Sobre isso, a lei é muito clara. Desde 1967 que é terminantemente proibido uma empresa ter mais que duas emissoras de TV por estado. A RBS tem mais de uma dezena. A Constituição de 1988 determina que a comunicação não pode ser objeto de oligopólio. Pois em Santa Catarina é. Segundo Três, na formação acionária das empresas existem ‘mais de 300 Sirotsky’ , portanto não há como negar que esta família controle as empresas, como quis fazer crer o Ministério das Comunicações, também réu na ação. ‘Eles alegaram que a RBS não existe, é um nome de fantasia para empresas de vários donos. Ora, isso é mentira. Os donos são os mesmos: os Sirotsky.’

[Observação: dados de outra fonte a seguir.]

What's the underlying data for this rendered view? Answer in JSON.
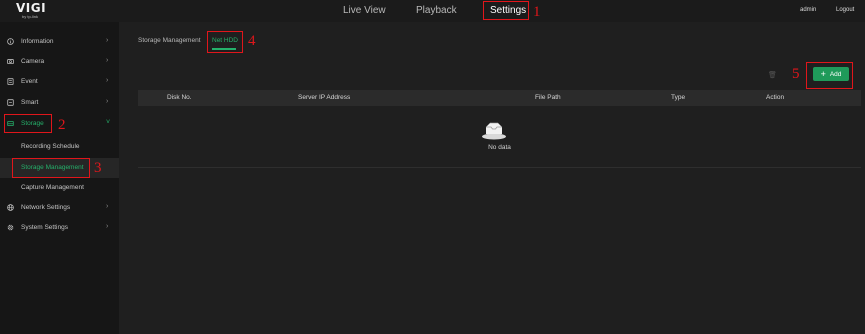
{
  "brand": {
    "logo": "VIGI",
    "sub": "by tp-link"
  },
  "topnav": {
    "live_view": "Live View",
    "playback": "Playback",
    "settings": "Settings"
  },
  "user": {
    "name": "admin",
    "logout": "Logout"
  },
  "sidebar": {
    "items": [
      {
        "label": "Information",
        "icon": "info-icon"
      },
      {
        "label": "Camera",
        "icon": "camera-icon"
      },
      {
        "label": "Event",
        "icon": "event-icon"
      },
      {
        "label": "Smart",
        "icon": "smart-icon"
      },
      {
        "label": "Storage",
        "icon": "storage-icon"
      },
      {
        "label": "Recording Schedule"
      },
      {
        "label": "Storage Management"
      },
      {
        "label": "Capture Management"
      },
      {
        "label": "Network Settings",
        "icon": "globe-icon"
      },
      {
        "label": "System Settings",
        "icon": "gear-icon"
      }
    ]
  },
  "tabs": {
    "storage_management": "Storage Management",
    "net_hdd": "Net HDD"
  },
  "toolbar": {
    "add_label": "Add"
  },
  "table": {
    "columns": [
      "Disk No.",
      "Server IP Address",
      "File Path",
      "Type",
      "Action"
    ],
    "empty_text": "No data"
  },
  "annotations": [
    "1",
    "2",
    "3",
    "4",
    "5"
  ],
  "colors": {
    "accent": "#25b16b",
    "annotation": "#e0161b",
    "background": "#1f1f1f"
  }
}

O procurador alega que a lei no Brasil, no que diz respeito à porcentagem de produção local que deve ter um empresa, nunca foi regulamentada, mas não é por conta da inoperância do legislativo que a Justiça não pode agir. ‘Nós acabamos utilizando a lei que trata do mercado de chocolate, cerveja etc. Nesta lei, uma empresa não pode controlar mais que 20% do mercado. Ora, em Santa Catarina, a RBS controla quase 100% da informação.’

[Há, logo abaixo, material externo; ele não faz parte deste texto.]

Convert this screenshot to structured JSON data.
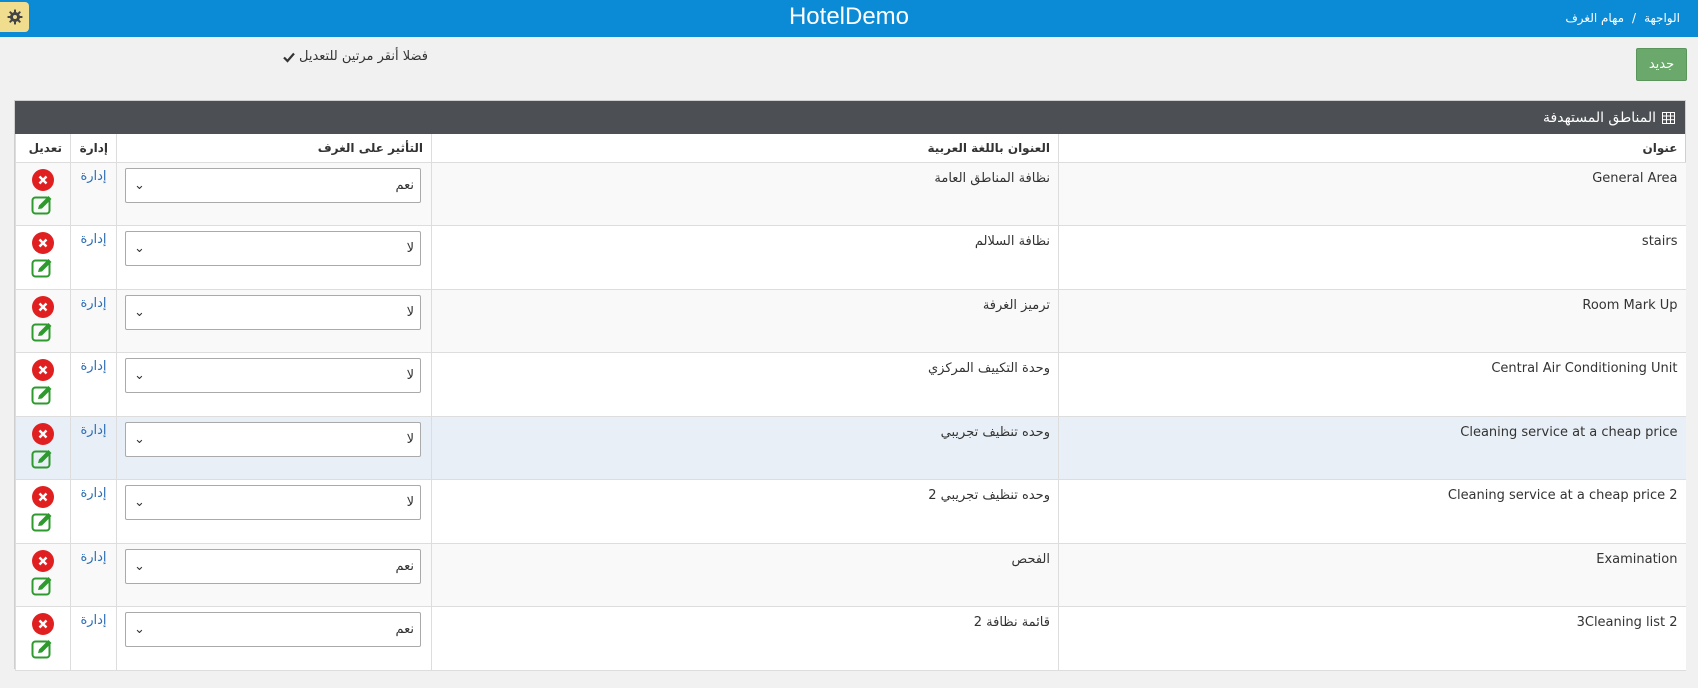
{
  "header": {
    "app_title": "HotelDemo",
    "breadcrumb": [
      "الواجهة",
      "/",
      "مهام الغرف"
    ]
  },
  "toolbar": {
    "new_label": "جديد",
    "hint": "فضلا أنقر مرتين للتعديل"
  },
  "panel": {
    "title": "المناطق المستهدفة",
    "columns": {
      "title": "عنوان",
      "arabic_title": "العنوان باللغة العربية",
      "affect_rooms": "التأثير على الغرف",
      "manage": "إدارة",
      "edit": "تعديل"
    },
    "rows": [
      {
        "title": "General Area",
        "arabic_title": "نظافة المناطق العامة",
        "affect": "نعم",
        "manage": "إدارة"
      },
      {
        "title": "stairs",
        "arabic_title": "نظافة السلالم",
        "affect": "لا",
        "manage": "إدارة"
      },
      {
        "title": "Room Mark Up",
        "arabic_title": "ترميز الغرفة",
        "affect": "لا",
        "manage": "إدارة"
      },
      {
        "title": "Central Air Conditioning Unit",
        "arabic_title": "وحدة التكييف المركزي",
        "affect": "لا",
        "manage": "إدارة"
      },
      {
        "title": "Cleaning service at a cheap price",
        "arabic_title": "وحده تنظيف تجريبي",
        "affect": "لا",
        "manage": "إدارة"
      },
      {
        "title": "Cleaning service at a cheap price 2",
        "arabic_title": "وحده تنظيف تجريبي 2",
        "affect": "لا",
        "manage": "إدارة"
      },
      {
        "title": "Examination",
        "arabic_title": "الفحص",
        "affect": "نعم",
        "manage": "إدارة"
      },
      {
        "title": "3Cleaning list 2",
        "arabic_title": "قائمة نظافة 2",
        "affect": "نعم",
        "manage": "إدارة"
      }
    ]
  },
  "colors": {
    "topbar": "#0b8bd6",
    "new_button": "#6aa96b",
    "panel_header": "#4c5054",
    "delete": "#e02020",
    "edit": "#2e9a2e",
    "link": "#2a6cb5"
  }
}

Aprofundando o debate sobre a ação oligopólica da RBS, Danilo Carneiro, estudioso do sistema capitalista e membro do grupo Tortura Nunca Mais do Rio de Janeiro, deu uma aula sobre a formação do sistema capitalista e mostrou como atualmente o capitalismo já não consegue mais reproduzir a vida, tamanha a sua dominação sobre a vida das pessoas e sua sanha por lucros. Desde as cidades-estado italianas, onde o comércio impulsiona a acumulação de lucros, até os dias de hoje, a consolidação do capitalismo está ligada à exploração dos trabalhadores e da natureza. Para que isso aconteça é necessário manter as gentes em estado permanente de alienação e aí entram os meios de comunicação de massa. Não é à toa, portanto, que instituições governamentais como o Cade e o Ministério das Comunicações façam vistas grossas ao oligopólio da RBS, assim como da Globo. Tudo faz parte da manutenção do sistema.

Democratização é impossível

Sobre a ação na Justiça contra a RBS, Danilo lembrou que hoje, no Brasil, existem mais de 60 milhões de ações em andamento e isso por si só já dá um panorama do que pode acontecer. Sem uma mobilização política efetiva das entidades e do povo catarinense, essa ação pode se perder no sumidouro da Justiça brasileira.

Na platéia do debate, um público muito representativo do movimento social de Florianópolis, tais como representantes do Diretório Central dos Estudantes da UFSC, da União Florianopolitana de Entidades Comunitárias (UFECO), Sindicato dos Previdenciários (Sindprevs), Sindicato dos Eletricitários (Sinergia), MST, jornalistas, estudantes, professores. Cada um deles compreendeu que à corajosa atitude do procurador Celso Três devem se somar ações políticas e de acompanhamento da ação. O Sindicato dos Jornalistas deve se colocar como assistente do Ministério Público, abastecendo-o com informações e as demais entidades vão difundir as notícias e fazer a pressão necessária para o andamento da ação.

Conforme bem lembra Celso Três, esta não é uma ação voluntarista ou ideológica, ela é objetiva e se fundamente na lei maior. Oligopólios são proibidos e as populações de Santa Catarina e do Rio Grande do Sul têm direitos a uma informação plural e diversificada. Não há amparo legal para a propriedade cruzada, o pensamento único e muito menos para a dominação econômica.

Na senda da fala de Danilo Carneiro, que deixou claro que sob a ditadura do capital é impossível a democratização da comunicação, também assomou entre os presentes a necessidade da discussão e da luta por outra comunicação e outro estado que não esse, no qual imperam as relações de dominação. Agora é ficar atento e aprofundar a luta. Sem isso, não anda a ação e tampouco acontecem mudanças estruturais.